Whole-exome sequencing reveals potential germline and somatic mutations in 60 malignant ovarian germ cell tumors

Background Malignant ovarian germ cell tumors (MOGCTs) are rare and heterogeneous ovary tumors. We aimed to identify potential germline mutations and somatic mutations in MOGCTs by whole-exome sequencing. Methods The peripheral blood and tumor samples from these patients were used to identify germline mutations and somatic mutations, respectively. For those genes corresponding to copy number alterations (CNA) deletion and duplication region, functional annotation of was performed. Immunohistochemistry was performed to evaluate the expression of mutated genes corresponding to CNA deletion region. Results In peripheral blood, copy number loss and gain were mostly found in yolk sac tumors (YST). Moreover, POU5F1 was the most significant mutated gene with mutation frequency &gt; 10% in both CNA deletion and duplication region.

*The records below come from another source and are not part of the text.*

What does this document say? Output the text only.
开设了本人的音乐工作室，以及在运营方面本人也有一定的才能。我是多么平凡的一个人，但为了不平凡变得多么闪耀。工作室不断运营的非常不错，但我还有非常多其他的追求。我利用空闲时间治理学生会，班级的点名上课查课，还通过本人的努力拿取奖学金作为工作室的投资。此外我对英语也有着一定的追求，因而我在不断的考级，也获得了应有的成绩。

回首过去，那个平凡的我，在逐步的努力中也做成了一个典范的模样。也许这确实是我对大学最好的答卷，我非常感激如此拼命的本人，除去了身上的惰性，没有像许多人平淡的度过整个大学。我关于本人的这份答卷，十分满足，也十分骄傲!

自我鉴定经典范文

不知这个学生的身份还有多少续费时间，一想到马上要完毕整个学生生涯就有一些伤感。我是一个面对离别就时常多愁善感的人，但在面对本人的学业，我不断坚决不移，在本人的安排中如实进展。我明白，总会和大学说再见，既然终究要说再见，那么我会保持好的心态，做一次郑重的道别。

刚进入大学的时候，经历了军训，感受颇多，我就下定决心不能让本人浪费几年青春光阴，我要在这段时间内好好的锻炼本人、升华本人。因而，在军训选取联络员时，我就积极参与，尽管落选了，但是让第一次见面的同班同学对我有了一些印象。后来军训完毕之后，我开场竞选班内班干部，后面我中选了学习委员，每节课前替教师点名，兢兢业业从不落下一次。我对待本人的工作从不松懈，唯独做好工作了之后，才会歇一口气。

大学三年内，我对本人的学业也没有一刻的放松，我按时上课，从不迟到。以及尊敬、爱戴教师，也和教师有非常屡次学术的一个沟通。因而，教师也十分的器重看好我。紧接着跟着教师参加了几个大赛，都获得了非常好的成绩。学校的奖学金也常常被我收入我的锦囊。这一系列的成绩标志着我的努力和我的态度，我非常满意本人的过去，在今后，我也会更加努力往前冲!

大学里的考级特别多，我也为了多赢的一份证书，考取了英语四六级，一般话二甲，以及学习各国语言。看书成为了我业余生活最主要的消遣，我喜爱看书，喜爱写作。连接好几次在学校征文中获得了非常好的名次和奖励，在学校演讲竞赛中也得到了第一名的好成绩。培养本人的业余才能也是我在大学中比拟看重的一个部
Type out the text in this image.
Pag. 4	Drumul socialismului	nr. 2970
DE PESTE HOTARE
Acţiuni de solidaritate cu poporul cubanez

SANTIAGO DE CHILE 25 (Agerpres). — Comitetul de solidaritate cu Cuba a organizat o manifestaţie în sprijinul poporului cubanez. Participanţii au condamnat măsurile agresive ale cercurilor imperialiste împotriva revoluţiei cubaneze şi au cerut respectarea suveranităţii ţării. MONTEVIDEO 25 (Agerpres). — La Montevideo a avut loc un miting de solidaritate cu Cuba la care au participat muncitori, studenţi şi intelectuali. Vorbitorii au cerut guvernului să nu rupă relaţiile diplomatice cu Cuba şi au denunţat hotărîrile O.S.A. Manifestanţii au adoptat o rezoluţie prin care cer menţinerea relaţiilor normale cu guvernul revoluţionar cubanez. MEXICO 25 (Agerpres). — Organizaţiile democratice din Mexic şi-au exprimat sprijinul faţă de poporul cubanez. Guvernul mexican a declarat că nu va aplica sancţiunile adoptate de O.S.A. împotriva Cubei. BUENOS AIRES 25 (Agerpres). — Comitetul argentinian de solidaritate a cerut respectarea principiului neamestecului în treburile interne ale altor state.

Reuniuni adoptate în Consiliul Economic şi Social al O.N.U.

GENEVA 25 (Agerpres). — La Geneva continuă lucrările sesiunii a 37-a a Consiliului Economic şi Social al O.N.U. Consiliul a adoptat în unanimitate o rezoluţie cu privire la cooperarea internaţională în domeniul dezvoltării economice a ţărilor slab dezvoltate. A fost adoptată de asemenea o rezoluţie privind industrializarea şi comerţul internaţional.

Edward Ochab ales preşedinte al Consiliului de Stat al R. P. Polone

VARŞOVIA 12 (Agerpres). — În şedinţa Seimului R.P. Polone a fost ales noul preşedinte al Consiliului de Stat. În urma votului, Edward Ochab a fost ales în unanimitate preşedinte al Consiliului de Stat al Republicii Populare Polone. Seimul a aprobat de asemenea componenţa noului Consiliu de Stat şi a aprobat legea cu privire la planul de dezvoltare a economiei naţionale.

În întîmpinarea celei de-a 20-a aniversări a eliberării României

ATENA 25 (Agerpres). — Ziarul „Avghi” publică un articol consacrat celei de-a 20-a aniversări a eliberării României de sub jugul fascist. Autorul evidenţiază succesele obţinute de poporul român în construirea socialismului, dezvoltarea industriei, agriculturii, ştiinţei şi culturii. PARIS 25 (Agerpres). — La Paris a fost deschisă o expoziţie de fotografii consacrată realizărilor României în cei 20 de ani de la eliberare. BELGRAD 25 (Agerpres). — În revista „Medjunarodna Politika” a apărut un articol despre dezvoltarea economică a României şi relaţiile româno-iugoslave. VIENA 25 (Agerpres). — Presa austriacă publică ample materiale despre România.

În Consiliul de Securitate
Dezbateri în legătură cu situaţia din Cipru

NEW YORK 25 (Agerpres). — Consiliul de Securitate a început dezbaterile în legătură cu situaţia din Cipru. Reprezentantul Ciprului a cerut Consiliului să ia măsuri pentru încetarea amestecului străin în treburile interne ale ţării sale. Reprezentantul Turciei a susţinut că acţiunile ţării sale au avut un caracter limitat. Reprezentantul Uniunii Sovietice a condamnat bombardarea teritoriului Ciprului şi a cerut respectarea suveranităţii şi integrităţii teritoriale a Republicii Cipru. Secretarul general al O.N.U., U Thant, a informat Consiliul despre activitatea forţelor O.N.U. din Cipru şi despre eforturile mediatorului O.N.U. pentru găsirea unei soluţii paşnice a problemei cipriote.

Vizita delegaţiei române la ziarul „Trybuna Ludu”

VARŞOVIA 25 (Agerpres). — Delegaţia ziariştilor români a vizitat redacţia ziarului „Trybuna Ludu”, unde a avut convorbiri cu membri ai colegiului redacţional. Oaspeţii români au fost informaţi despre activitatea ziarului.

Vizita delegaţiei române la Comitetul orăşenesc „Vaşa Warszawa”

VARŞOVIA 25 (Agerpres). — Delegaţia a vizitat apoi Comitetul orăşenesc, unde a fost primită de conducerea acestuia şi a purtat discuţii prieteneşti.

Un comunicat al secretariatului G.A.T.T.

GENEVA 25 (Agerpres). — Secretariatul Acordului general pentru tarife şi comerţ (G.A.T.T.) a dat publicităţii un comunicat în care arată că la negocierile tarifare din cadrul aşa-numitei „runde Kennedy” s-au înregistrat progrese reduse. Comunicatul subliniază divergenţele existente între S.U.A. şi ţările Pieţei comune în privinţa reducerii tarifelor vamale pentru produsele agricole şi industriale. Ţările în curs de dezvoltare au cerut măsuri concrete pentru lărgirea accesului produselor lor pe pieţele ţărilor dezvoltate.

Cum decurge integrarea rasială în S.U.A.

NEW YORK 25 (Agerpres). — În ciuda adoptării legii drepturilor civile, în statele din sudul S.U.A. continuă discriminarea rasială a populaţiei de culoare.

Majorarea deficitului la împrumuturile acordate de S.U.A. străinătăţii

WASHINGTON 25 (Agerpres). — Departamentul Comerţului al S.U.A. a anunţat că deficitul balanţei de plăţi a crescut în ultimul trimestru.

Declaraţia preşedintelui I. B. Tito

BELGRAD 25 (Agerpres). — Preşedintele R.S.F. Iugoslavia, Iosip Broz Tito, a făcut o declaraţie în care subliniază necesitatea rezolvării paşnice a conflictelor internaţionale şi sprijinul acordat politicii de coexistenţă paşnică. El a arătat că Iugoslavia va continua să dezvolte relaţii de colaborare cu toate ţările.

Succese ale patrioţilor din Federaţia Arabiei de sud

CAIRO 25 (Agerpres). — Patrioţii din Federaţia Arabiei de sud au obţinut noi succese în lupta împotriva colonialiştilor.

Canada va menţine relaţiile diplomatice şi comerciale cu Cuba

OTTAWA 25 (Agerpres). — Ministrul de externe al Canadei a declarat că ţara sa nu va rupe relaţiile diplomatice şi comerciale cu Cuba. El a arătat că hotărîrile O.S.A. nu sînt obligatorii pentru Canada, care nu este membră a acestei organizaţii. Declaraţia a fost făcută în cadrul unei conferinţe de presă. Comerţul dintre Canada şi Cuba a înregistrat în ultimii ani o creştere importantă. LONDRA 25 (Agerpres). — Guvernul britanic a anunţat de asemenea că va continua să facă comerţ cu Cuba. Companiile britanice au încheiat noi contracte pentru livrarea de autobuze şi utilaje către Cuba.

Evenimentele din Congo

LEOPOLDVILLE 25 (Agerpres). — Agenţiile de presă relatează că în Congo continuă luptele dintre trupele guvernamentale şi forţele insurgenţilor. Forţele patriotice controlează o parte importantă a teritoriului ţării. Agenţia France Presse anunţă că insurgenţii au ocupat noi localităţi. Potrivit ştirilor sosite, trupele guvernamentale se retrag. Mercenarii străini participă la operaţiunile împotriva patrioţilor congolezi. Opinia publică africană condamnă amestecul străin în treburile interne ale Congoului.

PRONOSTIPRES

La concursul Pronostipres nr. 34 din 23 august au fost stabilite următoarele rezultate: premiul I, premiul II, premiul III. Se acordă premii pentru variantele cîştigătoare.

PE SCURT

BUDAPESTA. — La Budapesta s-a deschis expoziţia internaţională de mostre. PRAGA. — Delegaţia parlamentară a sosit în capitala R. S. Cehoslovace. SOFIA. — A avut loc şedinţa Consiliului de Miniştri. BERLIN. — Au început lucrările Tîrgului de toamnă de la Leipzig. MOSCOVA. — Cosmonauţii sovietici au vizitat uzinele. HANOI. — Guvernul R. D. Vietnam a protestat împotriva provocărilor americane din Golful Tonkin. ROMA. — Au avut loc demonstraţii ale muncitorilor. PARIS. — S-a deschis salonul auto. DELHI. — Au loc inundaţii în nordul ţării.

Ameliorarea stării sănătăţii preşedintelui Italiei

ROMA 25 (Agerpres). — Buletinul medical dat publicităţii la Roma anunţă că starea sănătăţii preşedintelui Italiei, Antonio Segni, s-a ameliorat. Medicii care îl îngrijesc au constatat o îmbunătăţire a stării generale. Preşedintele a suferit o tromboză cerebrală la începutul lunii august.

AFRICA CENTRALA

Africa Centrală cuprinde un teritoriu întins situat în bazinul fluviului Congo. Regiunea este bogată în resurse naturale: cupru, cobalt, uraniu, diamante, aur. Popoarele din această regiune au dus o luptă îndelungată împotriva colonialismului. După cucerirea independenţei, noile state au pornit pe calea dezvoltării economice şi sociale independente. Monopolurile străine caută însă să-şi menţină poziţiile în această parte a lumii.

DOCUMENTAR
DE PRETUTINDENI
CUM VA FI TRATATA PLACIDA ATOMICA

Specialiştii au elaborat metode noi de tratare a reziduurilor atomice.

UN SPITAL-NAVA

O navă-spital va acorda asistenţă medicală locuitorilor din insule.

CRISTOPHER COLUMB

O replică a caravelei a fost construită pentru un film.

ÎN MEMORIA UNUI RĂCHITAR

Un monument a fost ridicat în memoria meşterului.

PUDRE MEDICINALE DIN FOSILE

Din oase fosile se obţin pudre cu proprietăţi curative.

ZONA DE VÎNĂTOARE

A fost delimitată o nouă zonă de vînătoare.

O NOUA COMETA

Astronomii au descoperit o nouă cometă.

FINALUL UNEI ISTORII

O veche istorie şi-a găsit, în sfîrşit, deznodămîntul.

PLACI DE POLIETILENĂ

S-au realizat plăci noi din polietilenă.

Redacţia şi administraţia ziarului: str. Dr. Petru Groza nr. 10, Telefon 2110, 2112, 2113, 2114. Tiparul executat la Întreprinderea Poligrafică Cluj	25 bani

In addition, strong cytoplasm staining of POU5F1 (corresponding to CNA deletion region) was found in 2 YST and nuclear staining in 2 dysgerminomas (DG) tumor samples. Genes corresponding to CNA deletion region were significantly enriched in the signaling pathway of regulating pluripotency of stem cells. In addition, genes corresponding to CNA duplication region were significantly enriched in the signaling pathways of RIG-I-like receptor, Toll-like receptor, NF-kappa B and Jak–STAT. KRT4, RPL14, PCSK6, PABPC3 and SARM1 mutations were detected in both peripheral blood and tumor samples. Conclusions Identification of potential germline mutations and somatic mutations in MOGCTs may provide a new field in understanding the genetic feature of the rare biological tumor type in the ovary.